SMS Relay for LetsLunch in Only 99 Lines of Code
You are on your way to a lunch with another hacker that you arranged through LetsLunch.com. You receive a SMS message from the person you are meeting: “Hi, I’m early, so I already grabbed a table. Look for me in the back.”
SMS are just plain convenient for sharing those kinds of notifications. And now, after writing 99 lines of code, LetsLunch lets you exchange SMS with the person you are scheduled to meet, without having to know their phone number. It’s magic!
How does it work? You text the LetsLunch number. Caller ID tells us who you are. We look up who you are having lunch with, and simply forward them your message. The best part is that if they text back, it works seamlessly: their answer gets forwarded to you exactly the same way.
This “gateway” is live on the day of your lunch. Another week, for another lunch, you just text the same number, and it is correctly forwarded to the person you are meeting that day.
How much simpler could it get?
It’s great for privacy — you don’t share your cell phone with anyone. It’s convenient.
PS: Thank you Twilio, they have a great platform, it was a breeze to implement: 99 lines of code, 3333 Bytes. I’m not making those numbers up.
PPS: we’re looking for a php developer. Contact us if you want to join a fun startup right when it starts!

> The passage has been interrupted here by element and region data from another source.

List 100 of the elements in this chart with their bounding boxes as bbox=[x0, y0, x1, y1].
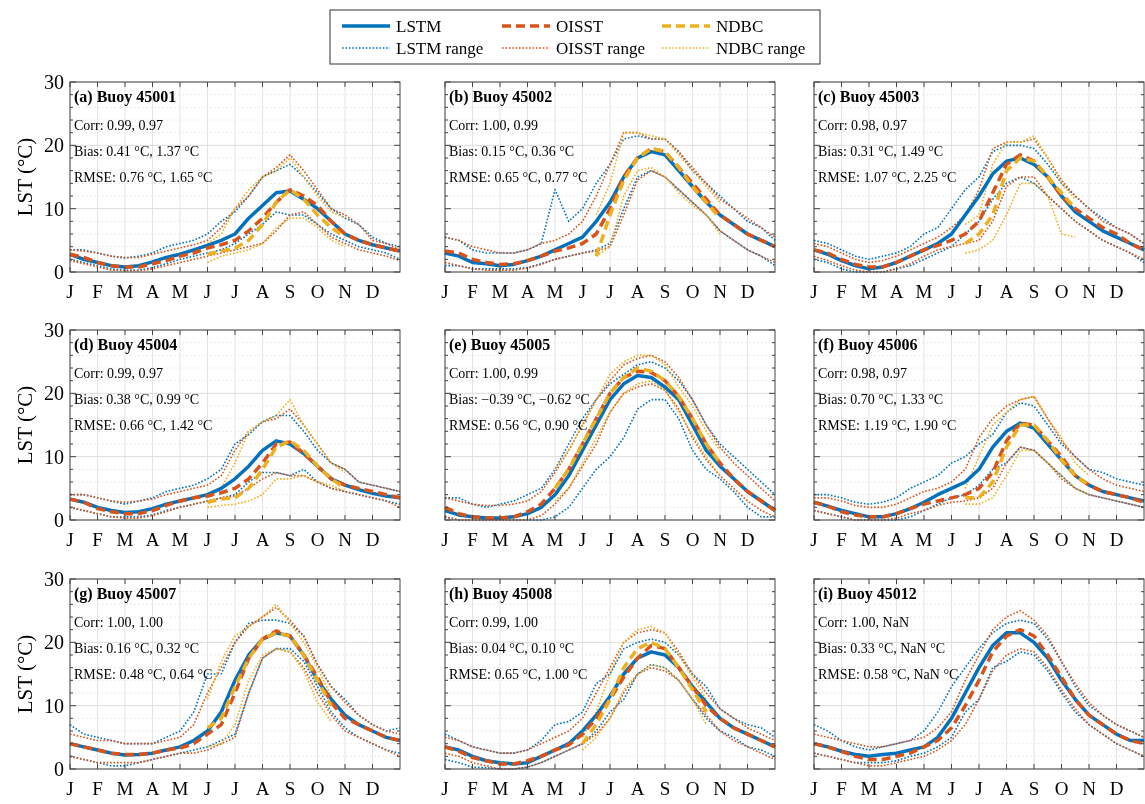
x-tick-label: S bbox=[284, 529, 296, 550]
chart-title: (b) Buoy 45002 bbox=[449, 88, 553, 106]
x-tick-label: F bbox=[467, 281, 478, 302]
x-tick-label: J bbox=[231, 529, 239, 550]
annotation: Bias: −0.39 °C, −0.62 °C bbox=[449, 392, 590, 407]
x-tick-label: S bbox=[659, 529, 671, 550]
x-tick-label: A bbox=[255, 529, 270, 550]
chart-title: (e) Buoy 45005 bbox=[449, 336, 551, 354]
legend-label: NDBC range bbox=[716, 39, 806, 58]
x-tick-label: N bbox=[1082, 529, 1097, 550]
x-tick-label: J bbox=[203, 529, 212, 550]
x-tick-label: O bbox=[685, 778, 700, 799]
chart-title: (i) Buoy 45012 bbox=[818, 585, 917, 603]
annotation: Corr: 0.98, 0.97 bbox=[818, 366, 908, 381]
x-tick-label: M bbox=[171, 778, 189, 799]
x-tick-label: S bbox=[284, 778, 296, 799]
x-tick-label: S bbox=[284, 281, 296, 302]
x-tick-label: J bbox=[975, 529, 983, 550]
annotation: Corr: 0.98, 0.97 bbox=[818, 118, 908, 133]
y-tick-label: 30 bbox=[44, 568, 64, 590]
y-tick-label: 20 bbox=[44, 134, 64, 157]
x-tick-label: N bbox=[338, 778, 353, 799]
x-tick-label: M bbox=[546, 778, 564, 799]
legend-label: OISST range bbox=[556, 39, 645, 58]
annotation: Corr: 1.00, 1.00 bbox=[74, 615, 164, 630]
x-tick-label: D bbox=[365, 281, 380, 302]
x-tick-label: M bbox=[491, 529, 509, 550]
x-tick-label: J bbox=[810, 529, 818, 550]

Check out those snippets of code:
$name = $_REQUEST['From'];
$sql = "SELECT ..."; // Find the lunch pair base on who sent the sms
$client = new TwilioRestClient($AccountSid, $AuthToken);
$response = $client->request("/$ApiVersion/Accounts/$AccountSid/SMS/Messages",
"POST", array(
"To" => $cell,
"From" => $LETSLUNCHMAGICNUMBER,
"Body" => "From $fromName: " . $_REQUEST['Body']
));
if(!$response->IsError)
{
header("content-type: text/xml");
echo "<?xml version=\"1.0\" encoding=\"UTF-8\"?>\n";
echo "<Response><Sms>Your message was forwarded to {$name}.</Sms></Response>";
}
SQL injection, anyone? Unless these are just “examples” and not actual snippets…n
Where do you see a SQL injection possibility? Especially given that I don’t show the exact code in the SQL statement (of course we use BindParam, not dumb string concat).
By the way, not meant as an attack, just something I always notice when I see it – inline use of a Array variable without having it sanitized…
Fair enough. That particular code is safe (we don’t show it all), but it’s still a bad habit. Sometimes I wish php had more built-in features that would help beginners avoid obvious mistakes.
Agreed!n
Agreed. Not!nnLanguage, like a knife, can be used in various contexts. Just because PHP is popular and easy to start with doesn’t require it to be idiot proof. And even if it would have more security “features” it wouldn’t suffice for correct coding discipline.
Having more features and using good coding discipline are not mutually exclusive. You fail.